Visions for a Massive Redesign of St James Park Face Funding Questions
Posted on June 09, 2020.
Plans for a massive overhaul of Downtown’s St. James Park have been in the works for years. These plans envision a vibrant urban park with an outdoor concert pavilion, café, and dog parks. The dream is to turn it into an iconic and desirable destination in the core of downtown San Jose.
This central park is deeply rooted in San Jose’s history. First developed in the late 1800s, the 7.5-acre park was surrounded by some of the city’s most notable buildings at the time and was the stage for speeches by President William McKinley and presidential candidate Robert F Kennedy.

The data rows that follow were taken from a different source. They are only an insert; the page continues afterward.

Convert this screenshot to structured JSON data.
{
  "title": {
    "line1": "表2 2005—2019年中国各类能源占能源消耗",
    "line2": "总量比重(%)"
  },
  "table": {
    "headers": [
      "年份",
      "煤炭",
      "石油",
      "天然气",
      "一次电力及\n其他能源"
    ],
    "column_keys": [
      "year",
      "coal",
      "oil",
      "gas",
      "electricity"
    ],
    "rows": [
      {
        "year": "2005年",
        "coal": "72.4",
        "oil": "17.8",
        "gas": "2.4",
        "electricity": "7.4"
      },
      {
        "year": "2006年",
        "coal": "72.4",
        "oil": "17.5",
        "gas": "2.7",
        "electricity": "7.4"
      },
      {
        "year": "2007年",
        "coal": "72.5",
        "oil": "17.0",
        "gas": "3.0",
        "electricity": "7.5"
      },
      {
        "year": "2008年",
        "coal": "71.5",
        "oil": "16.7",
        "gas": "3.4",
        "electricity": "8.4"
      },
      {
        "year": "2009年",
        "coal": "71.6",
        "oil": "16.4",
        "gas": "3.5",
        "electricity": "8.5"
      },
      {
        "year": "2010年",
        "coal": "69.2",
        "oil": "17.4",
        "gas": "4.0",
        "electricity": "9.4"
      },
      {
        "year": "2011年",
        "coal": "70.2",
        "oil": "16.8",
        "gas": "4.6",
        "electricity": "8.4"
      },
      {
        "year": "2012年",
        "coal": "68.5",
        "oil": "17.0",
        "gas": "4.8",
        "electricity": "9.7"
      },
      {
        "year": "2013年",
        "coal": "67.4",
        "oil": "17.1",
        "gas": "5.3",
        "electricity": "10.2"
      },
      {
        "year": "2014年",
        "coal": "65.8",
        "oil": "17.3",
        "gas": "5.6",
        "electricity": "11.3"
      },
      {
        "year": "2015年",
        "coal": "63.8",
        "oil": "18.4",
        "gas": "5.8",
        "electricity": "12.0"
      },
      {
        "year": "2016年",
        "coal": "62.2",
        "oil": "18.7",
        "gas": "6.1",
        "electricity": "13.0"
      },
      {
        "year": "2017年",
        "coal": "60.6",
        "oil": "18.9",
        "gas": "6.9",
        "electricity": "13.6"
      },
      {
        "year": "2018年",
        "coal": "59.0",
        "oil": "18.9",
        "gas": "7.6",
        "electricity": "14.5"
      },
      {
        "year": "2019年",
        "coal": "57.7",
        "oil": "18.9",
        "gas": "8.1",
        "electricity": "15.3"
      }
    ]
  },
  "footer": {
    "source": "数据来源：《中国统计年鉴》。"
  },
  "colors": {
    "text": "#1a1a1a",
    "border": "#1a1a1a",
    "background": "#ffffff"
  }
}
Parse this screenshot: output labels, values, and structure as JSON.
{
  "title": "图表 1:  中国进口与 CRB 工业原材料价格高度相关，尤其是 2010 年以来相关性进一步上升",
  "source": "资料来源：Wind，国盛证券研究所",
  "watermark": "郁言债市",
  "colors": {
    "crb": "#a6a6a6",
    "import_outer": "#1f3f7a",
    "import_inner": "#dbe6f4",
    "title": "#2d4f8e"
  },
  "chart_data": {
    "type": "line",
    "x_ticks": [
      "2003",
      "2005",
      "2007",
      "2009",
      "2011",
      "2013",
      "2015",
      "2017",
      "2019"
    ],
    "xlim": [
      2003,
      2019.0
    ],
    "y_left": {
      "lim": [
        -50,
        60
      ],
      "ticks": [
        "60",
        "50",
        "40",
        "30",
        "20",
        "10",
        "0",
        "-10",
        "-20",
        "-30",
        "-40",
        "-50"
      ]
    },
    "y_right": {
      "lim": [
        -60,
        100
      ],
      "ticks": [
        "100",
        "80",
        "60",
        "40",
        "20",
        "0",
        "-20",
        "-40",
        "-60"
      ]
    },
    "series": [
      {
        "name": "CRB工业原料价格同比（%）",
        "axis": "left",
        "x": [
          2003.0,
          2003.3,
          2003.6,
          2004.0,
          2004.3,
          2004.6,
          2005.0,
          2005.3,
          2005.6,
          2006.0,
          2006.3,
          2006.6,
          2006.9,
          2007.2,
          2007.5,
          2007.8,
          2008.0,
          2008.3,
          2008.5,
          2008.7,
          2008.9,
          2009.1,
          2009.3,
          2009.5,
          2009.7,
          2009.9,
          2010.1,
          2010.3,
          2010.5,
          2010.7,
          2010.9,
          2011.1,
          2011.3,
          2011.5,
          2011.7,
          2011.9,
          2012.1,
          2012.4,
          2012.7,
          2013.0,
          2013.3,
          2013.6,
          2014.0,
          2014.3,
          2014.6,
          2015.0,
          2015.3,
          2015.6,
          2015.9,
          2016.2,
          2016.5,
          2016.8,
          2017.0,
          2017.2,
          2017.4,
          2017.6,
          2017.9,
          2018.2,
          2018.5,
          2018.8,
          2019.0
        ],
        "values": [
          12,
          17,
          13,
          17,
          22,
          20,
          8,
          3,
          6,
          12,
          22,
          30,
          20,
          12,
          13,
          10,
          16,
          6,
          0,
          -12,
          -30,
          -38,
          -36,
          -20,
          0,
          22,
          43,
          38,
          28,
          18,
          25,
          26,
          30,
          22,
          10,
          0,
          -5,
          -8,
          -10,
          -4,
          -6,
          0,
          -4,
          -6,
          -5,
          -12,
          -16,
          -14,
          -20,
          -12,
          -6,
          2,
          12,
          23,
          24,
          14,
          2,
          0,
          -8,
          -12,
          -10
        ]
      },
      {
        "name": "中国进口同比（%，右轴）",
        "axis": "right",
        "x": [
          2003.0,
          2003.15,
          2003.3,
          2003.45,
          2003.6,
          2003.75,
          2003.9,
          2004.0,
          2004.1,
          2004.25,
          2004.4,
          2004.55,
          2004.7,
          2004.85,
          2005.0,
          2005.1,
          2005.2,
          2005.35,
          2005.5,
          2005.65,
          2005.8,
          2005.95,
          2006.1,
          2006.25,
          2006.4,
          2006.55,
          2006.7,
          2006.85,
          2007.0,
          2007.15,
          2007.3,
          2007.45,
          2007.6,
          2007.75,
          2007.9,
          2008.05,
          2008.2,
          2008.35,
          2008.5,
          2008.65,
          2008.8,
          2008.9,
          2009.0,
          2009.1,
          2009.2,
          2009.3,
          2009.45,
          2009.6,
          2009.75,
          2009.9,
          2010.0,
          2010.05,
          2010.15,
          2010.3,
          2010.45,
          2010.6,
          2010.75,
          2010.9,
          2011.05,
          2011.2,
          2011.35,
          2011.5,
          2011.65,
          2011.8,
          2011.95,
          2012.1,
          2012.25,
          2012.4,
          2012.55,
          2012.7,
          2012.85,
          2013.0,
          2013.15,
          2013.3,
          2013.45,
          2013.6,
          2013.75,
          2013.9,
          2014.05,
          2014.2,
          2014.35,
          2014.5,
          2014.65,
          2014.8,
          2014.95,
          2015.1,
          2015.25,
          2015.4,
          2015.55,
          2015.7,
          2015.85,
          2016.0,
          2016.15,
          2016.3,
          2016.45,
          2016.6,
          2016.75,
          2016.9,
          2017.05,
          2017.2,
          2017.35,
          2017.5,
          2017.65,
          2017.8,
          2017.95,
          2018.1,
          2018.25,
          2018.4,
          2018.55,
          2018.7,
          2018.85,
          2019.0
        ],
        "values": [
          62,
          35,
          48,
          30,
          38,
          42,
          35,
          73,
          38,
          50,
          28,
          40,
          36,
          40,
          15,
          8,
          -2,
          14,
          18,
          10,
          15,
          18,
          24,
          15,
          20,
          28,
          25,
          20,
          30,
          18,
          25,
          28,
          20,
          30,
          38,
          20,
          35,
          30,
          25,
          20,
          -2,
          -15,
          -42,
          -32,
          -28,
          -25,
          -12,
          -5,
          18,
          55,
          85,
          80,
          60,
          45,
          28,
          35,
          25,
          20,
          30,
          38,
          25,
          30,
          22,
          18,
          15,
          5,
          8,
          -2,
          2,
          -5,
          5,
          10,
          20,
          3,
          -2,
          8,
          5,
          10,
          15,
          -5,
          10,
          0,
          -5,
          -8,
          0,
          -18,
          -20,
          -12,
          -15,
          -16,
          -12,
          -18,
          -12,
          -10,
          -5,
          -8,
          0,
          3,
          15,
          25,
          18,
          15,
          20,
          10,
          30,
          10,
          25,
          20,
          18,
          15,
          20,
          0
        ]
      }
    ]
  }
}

In late 2016, the city of San Jose hired CMG Landscape Architecture to revamp the park. Officials had originally hoped to have the project up and running with a groundbreaking in 2020. However, without significant funding, the project’s timeline has been pushed back indefinitely. Currently, the estimated price for this endeavor is around $59.1 million. The project has $7 million in allocated funds and is currently under environmental review.
“One of the things that I need to do over the next 4-5 months as the EIR is finalized is to figure out the funding strategy for this,” said Nicolle Burnham, deputy director of capital programs for the city. “How do we move forward, or do we move it forward? Do we move it forward in phases and if so, what does that look like?”
Council member Raul Peralez is in support of phasing the project and believes that through the environmental review we may see aspects of the proposal potentially dropped. One example is The Levitt Pavilion which would accommodate 50 to 300 events annually and hold up to 5,000 people. This component of the design is the most expensive part of the city’s plans.
Peralez stated, “I want to see it (the pavilion) happen, but I don’t want to see that as the detriment of getting the park renovation completed,” the councilman said. “I think we’re getting close to a reality check, and I think we may have to see if there are other ways to value engineer the design in ways to make it more affordable.”